The results of virtual reality trainings are promising, but, as Natalie Catren, a contributor to the U.K.’s Independent, cautions, “it’s vitally important that VR technology is not seen as a device with which to “cure” autistic individuals.” Researchers, therapists, doctors, teachers, and parents should view VR therapies and trainings as a way to help autistic people achieve their own goals and live more fulfilling lives—not as a way to fix something that’s broken. With 60-90% of autistic adults unemployed or underemployed, widespread use of VR-Social Cognition Training like BrainHealth’s program could provide effective solutions for the very real problems autistic adults face. 

Early studies suggest that autistic children can also benefit from VR programs. Floreo is an immersive VR program for autistic kids age 7 and up designed to help them develop life and social skills. Initially, Floreo focused on helping kids develop joint attention skills. Joint attention, where two people focus on an object together, is often difficult for autistic kids to develop and can hinder social bonding. A pilot study showed that autistic children experienced improvement in joint attention after using the program. Just as importantly, they tolerated the headsets well and enjoyed the experience. 

Since then, Floreo has taken steps to begin more extensive studies and has drastically expanded their content. In addition to joint attention, they now offer modules that help kids learn skills like imitation, gestures, street crossing, mindfulness, and police safety; modules for school social skills and travel safety are in the works. And because programs like Floreo are accessible and easy to use, they hold real potential as classroom tools for special education and inclusion teachers. 

Virtual reality offers one more important benefit to autistic people: increased understanding and empathy from neurotypical people. While most research is focused on using VR to help autistic people improve social awareness or cope with sensory issues, organizations like Britain’s National Autistic Society have developed first-person videos that simulate sensory overload.

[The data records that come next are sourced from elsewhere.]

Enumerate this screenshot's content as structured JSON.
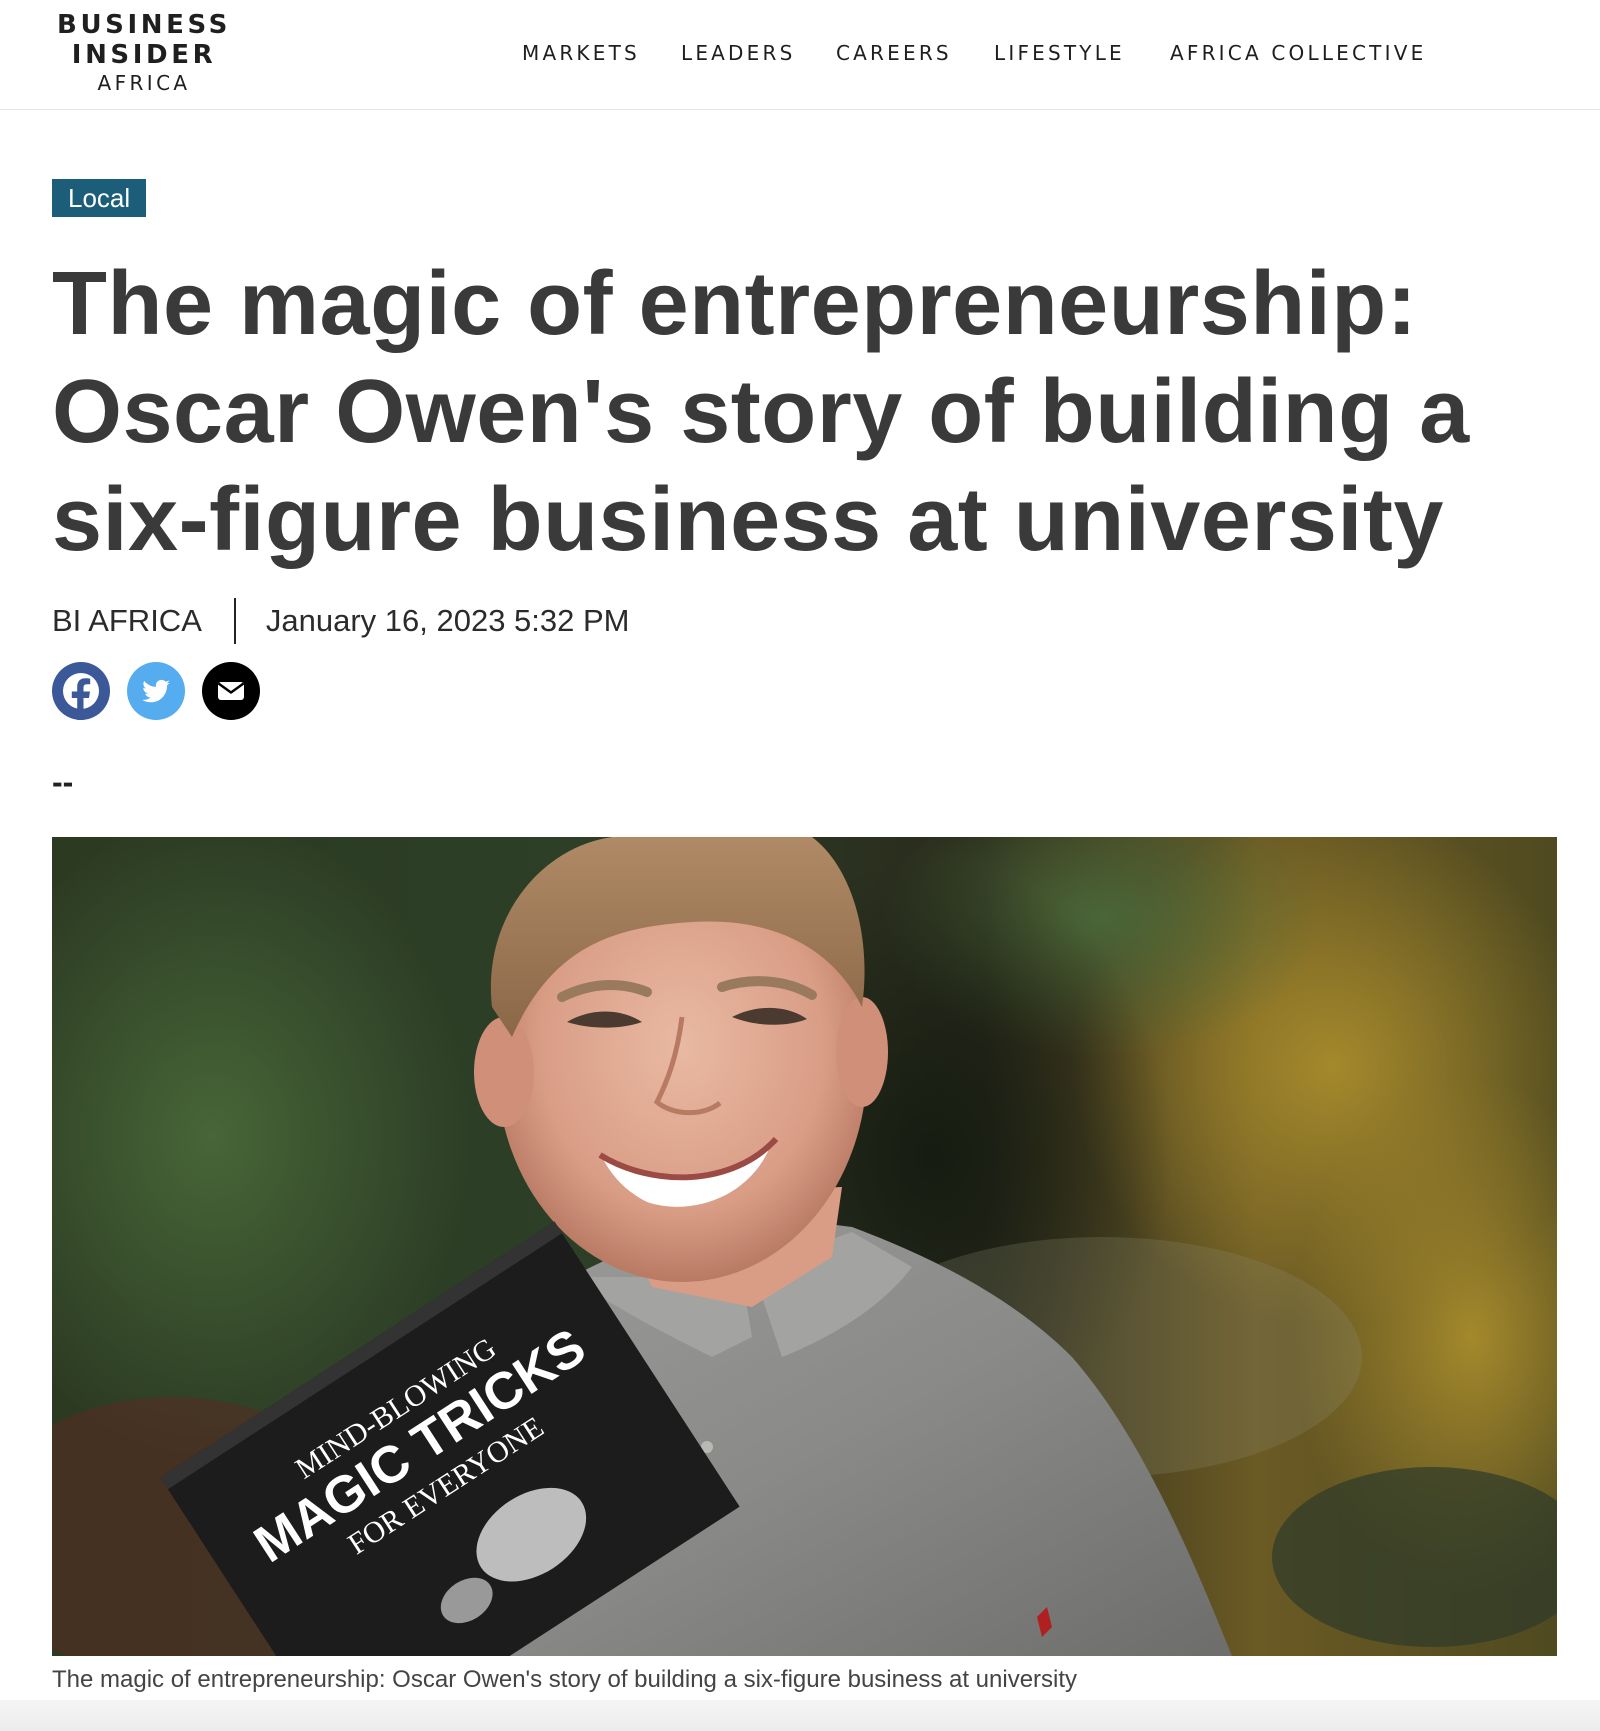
{
  "header": {
    "logo": {
      "line1": "BUSINESS",
      "line2": "INSIDER",
      "line3": "AFRICA"
    },
    "nav": [
      {
        "label": "MARKETS"
      },
      {
        "label": "LEADERS"
      },
      {
        "label": "CAREERS"
      },
      {
        "label": "LIFESTYLE"
      },
      {
        "label": "AFRICA COLLECTIVE"
      }
    ]
  },
  "article": {
    "category": "Local",
    "headline": "The magic of entrepreneurship: Oscar Owen's story of building a six-figure business at university",
    "author": "BI AFRICA",
    "date": "January 16, 2023 5:32 PM",
    "share": [
      {
        "icon": "facebook-icon",
        "color": "#3b5998"
      },
      {
        "icon": "twitter-icon",
        "color": "#55acee"
      },
      {
        "icon": "email-icon",
        "color": "#000000"
      }
    ],
    "separator": "--",
    "image": {
      "book_line1": "MIND-BLOWING",
      "book_line2": "MAGIC TRICKS",
      "book_line3": "FOR EVERYONE"
    },
    "caption": "The magic of entrepreneurship: Oscar Owen's story of building a six-figure business at university"
  },
  "colors": {
    "category_badge": "#1c5e79",
    "headline": "#3a3a3a"
  }
}
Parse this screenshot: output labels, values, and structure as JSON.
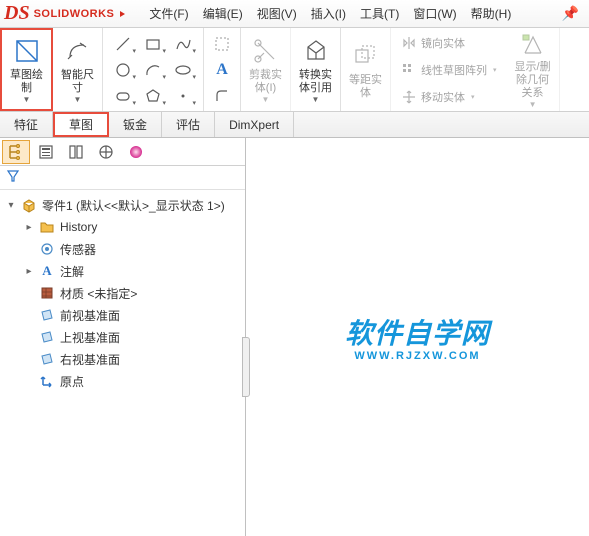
{
  "app": {
    "logo_text": "SOLIDWORKS"
  },
  "menu": [
    {
      "label": "文件(F)"
    },
    {
      "label": "编辑(E)"
    },
    {
      "label": "视图(V)"
    },
    {
      "label": "插入(I)"
    },
    {
      "label": "工具(T)"
    },
    {
      "label": "窗口(W)"
    },
    {
      "label": "帮助(H)"
    }
  ],
  "ribbon": {
    "sketch_btn": "草图绘\n制",
    "smart_dim": "智能尺\n寸",
    "trim": "剪裁实\n体(I)",
    "convert": "转换实\n体引用",
    "offset_label": "等距实\n体",
    "mirror": "镜向实体",
    "pattern": "线性草图阵列",
    "move": "移动实体",
    "display": "显示/删\n除几何\n关系"
  },
  "tabs": [
    {
      "name": "特征"
    },
    {
      "name": "草图"
    },
    {
      "name": "钣金"
    },
    {
      "name": "评估"
    },
    {
      "name": "DimXpert"
    }
  ],
  "tree": {
    "root": "零件1  (默认<<默认>_显示状态 1>)",
    "history": "History",
    "sensors": "传感器",
    "annotations": "注解",
    "material": "材质 <未指定>",
    "front_plane": "前视基准面",
    "top_plane": "上视基准面",
    "right_plane": "右视基准面",
    "origin": "原点"
  },
  "watermark": {
    "main": "软件自学网",
    "sub": "WWW.RJZXW.COM"
  }
}
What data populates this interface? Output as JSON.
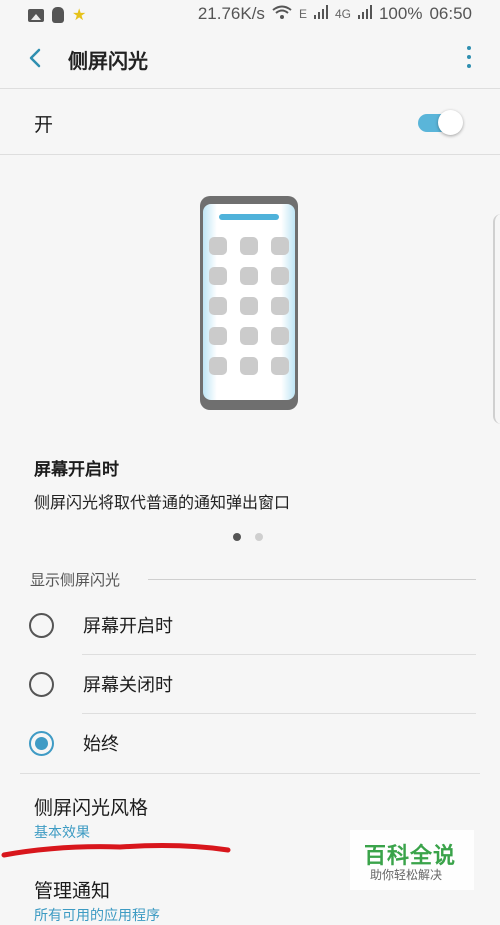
{
  "status_bar": {
    "speed": "21.76K/s",
    "signal_labels": [
      "E",
      "4G"
    ],
    "battery": "100%",
    "time": "06:50"
  },
  "app_bar": {
    "title": "侧屏闪光"
  },
  "master_switch": {
    "label": "开",
    "state": "on"
  },
  "preview": {
    "title": "屏幕开启时",
    "description": "侧屏闪光将取代普通的通知弹出窗口",
    "page_count": 2,
    "current_page": 1
  },
  "display_section": {
    "header": "显示侧屏闪光",
    "options": [
      {
        "label": "屏幕开启时",
        "selected": false
      },
      {
        "label": "屏幕关闭时",
        "selected": false
      },
      {
        "label": "始终",
        "selected": true
      }
    ]
  },
  "style_item": {
    "title": "侧屏闪光风格",
    "subtitle": "基本效果"
  },
  "manage_item": {
    "title": "管理通知",
    "subtitle": "所有可用的应用程序"
  },
  "watermark": {
    "main": "百科全说",
    "sub": "助你轻松解决"
  },
  "colors": {
    "accent": "#3f9bc5",
    "toggle_on": "#5ab5d9",
    "annotation_red": "#d8161c",
    "watermark_green": "#3aa34a"
  }
}
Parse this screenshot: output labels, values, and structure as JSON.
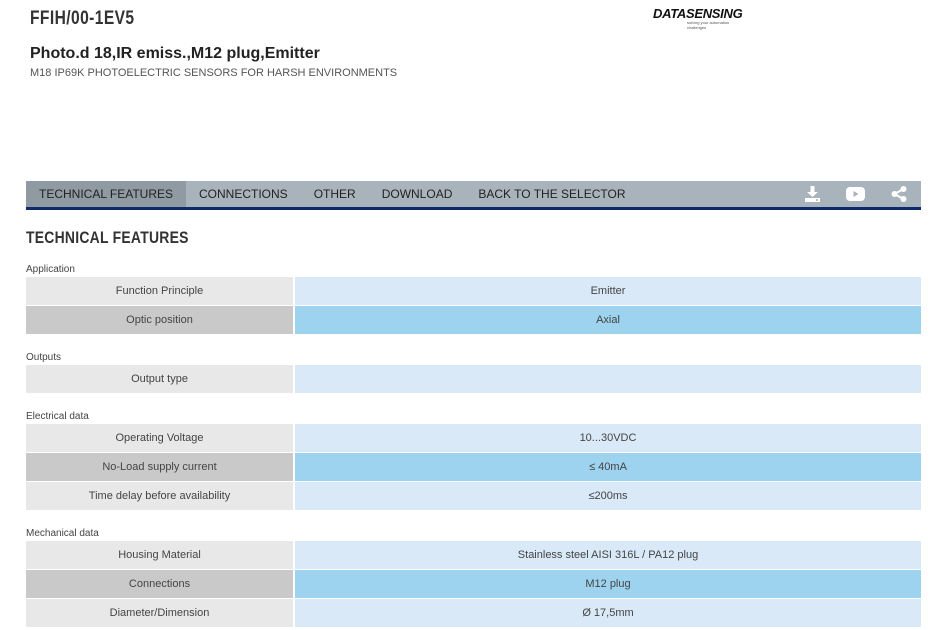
{
  "product": {
    "code": "FFIH/00-1EV5",
    "title": "Photo.d 18,IR emiss.,M12 plug,Emitter",
    "subtitle": "M18 IP69K PHOTOELECTRIC SENSORS FOR HARSH ENVIRONMENTS"
  },
  "logo": {
    "text": "DATASENSING",
    "tagline": "solving your automation challenges"
  },
  "tabs": [
    {
      "label": "TECHNICAL FEATURES",
      "active": true
    },
    {
      "label": "CONNECTIONS",
      "active": false
    },
    {
      "label": "OTHER",
      "active": false
    },
    {
      "label": "DOWNLOAD",
      "active": false
    },
    {
      "label": "BACK TO THE SELECTOR",
      "active": false
    }
  ],
  "tab_icons": [
    "download-icon",
    "youtube-icon",
    "share-icon"
  ],
  "section_title": "TECHNICAL FEATURES",
  "groups": [
    {
      "label": "Application",
      "rows": [
        {
          "label": "Function Principle",
          "value": "Emitter"
        },
        {
          "label": "Optic position",
          "value": "Axial"
        }
      ]
    },
    {
      "label": "Outputs",
      "rows": [
        {
          "label": "Output type",
          "value": ""
        }
      ]
    },
    {
      "label": "Electrical data",
      "rows": [
        {
          "label": "Operating Voltage",
          "value": "10...30VDC"
        },
        {
          "label": "No-Load supply current",
          "value": "≤ 40mA"
        },
        {
          "label": "Time delay before availability",
          "value": "≤200ms"
        }
      ]
    },
    {
      "label": "Mechanical data",
      "rows": [
        {
          "label": "Housing Material",
          "value": "Stainless steel AISI 316L / PA12 plug"
        },
        {
          "label": "Connections",
          "value": "M12 plug"
        },
        {
          "label": "Diameter/Dimension",
          "value": "Ø 17,5mm"
        }
      ]
    }
  ],
  "colors": {
    "tabbar_bg": "#a9b3bb",
    "tab_active_bg": "#8f9aa3",
    "tabbar_border": "#0d2a6b",
    "label_light": "#e8e8e8",
    "label_dark": "#c9c9c9",
    "value_light": "#d9e9f7",
    "value_dark": "#9dd3ef"
  }
}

Especially when viewed through a VR headset, these videos help neurotypical people experience the anxiety and panic caused by sensory overload and understand how coping mechanisms like healthy stimming can help. 

Even with the rapid development of virtual reality for autism in the last few years, we’re just beginning to scratch the surface of VR’s potential for helping people with ASD. As more programs and trainings are developed and as larger studies are performed, we’re likely to see VR therapies appear more and more in schools, doctor and clinician offices, and private homes. And if current results are any indication, everyone— both neurotypical and neuroatypical— will benefit.